Snitching on his comrade doesn’t do this poor sap any good, however. It only attracts the attention of one of the Carols, who electrocutes him with her prod-like daggers. Or maybe she’s shocking him with her embrace. Then again, a close look reveals that the current is arcing out of her ass. That’s somehow a fitting conclusion to this story.

So ends this preview of a Captain Commando comic that was perhaps never completed. It raises the question of what other violent, officially endorsed manga may exist for Capcom games, which rarely traipsed into Mortal Kombat territory. Is there a Street Fighter II comic where M. Bison mercilessly executes captive scientists? Is there a Final Fight comic where Rolento and Andore Jr. dismember innocent Metro City pedestrians and laugh at their screams for mercy?

Then again, a comic like this isn’t such a surprise. By their own admission, Capcom’s artists are regularly inspired by violent manga like Fist of the North Star, Battle Angel Alita, Jojo’s Bizarre Adventure, and even Apocalypse Zero. A brain-devouring giant is par for the course in the first volume of Battle Angel Alita, and murder by electric ass would be an unspectacular sight in the pages of Apocalypse Zero.
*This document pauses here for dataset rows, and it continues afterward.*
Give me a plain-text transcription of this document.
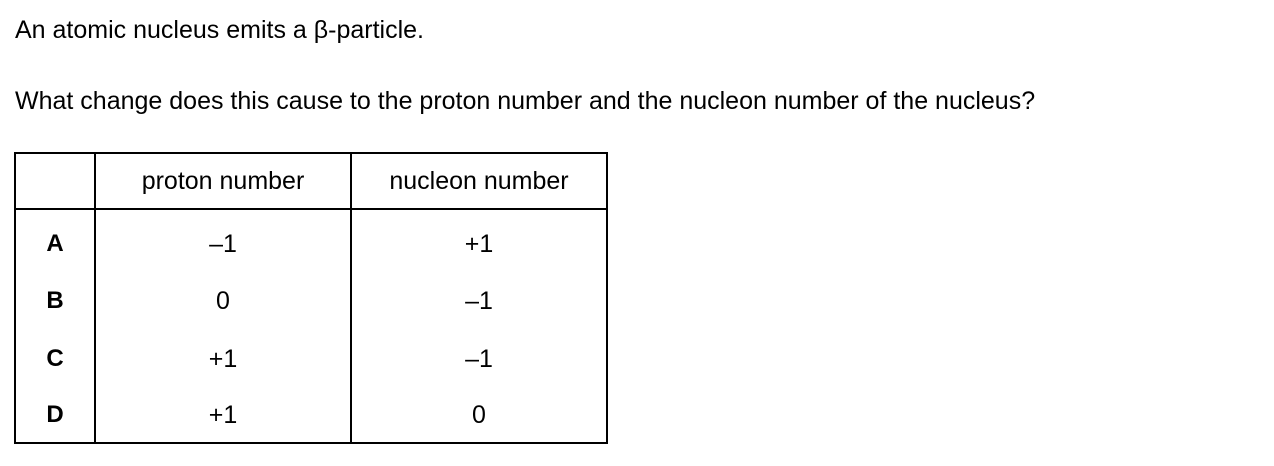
An atomic nucleus emits a β-particle.
What change does this cause to the proton number and the nucleon number of the nucleus?
	proton number	nucleon number
A	–1	+1
B	0	–1
C	+1	–1
D	+1	0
Strange as this comic is, it's a good look beneath the surface of many a Capcom game.

Friday, October 07, 2011

Little Things: Wonder Boy in Monster Land

Wonder Boy in Monster Land may have a title both generic and silly, but it’s an important game in the history of Westone and their biggest series. The original Wonder Boy went through the motions of a rudimentary platformer (and spawned Adventure Island along the way), but 1987’s Wonder Boy in Monster Land slowed the pace while adding weapons, armor, shops, and other RPG-ish features. And so it started the franchise’s climb toward the fantastic Wonder Boy III: The Dragon’s Trap and Monster World IV.

Another thing about Wonder Boy in Monster Land: just about every foe has a death animation. Most side-scrollers of the NES and Sega Master System didn’t bother with this; enemies exploded, flickered, or flipped off of the screen upon dying. Wonder Boy in Monster Land, on the other hand, gives each defeated creature a single-frame demise.


The most striking one comes from the mushrooms that amble toward Wonder Boy in the early stages of the game. At first, they look sedate and dutiful.


Then Wonder Boy stabs one, and its face changes to a look of pure agony. The creature’s final half-second on Earth is spent in tearful horror, gazing not toward Wonder Boy but out at the player. Or perhaps it’s looking at the vast spectrum of all it'll never be, at everything it longed to do with its brief fungal existence. A glimpse of a life unfulfilled torments this mushroom soldier, who couldn't even be a Goomba in Super Mario Bros., just before it vanishes from the world, leaving behind nothing but the stink of regrets. And a shiny coin for Wonder Boy.

Many other enemies in the game have little death throes, but nothing so memorable as the mushroom underling. And Wonder Boy? He doesn’t react at all. As I pointed out years ago, Wonder Boy is a bit creepy.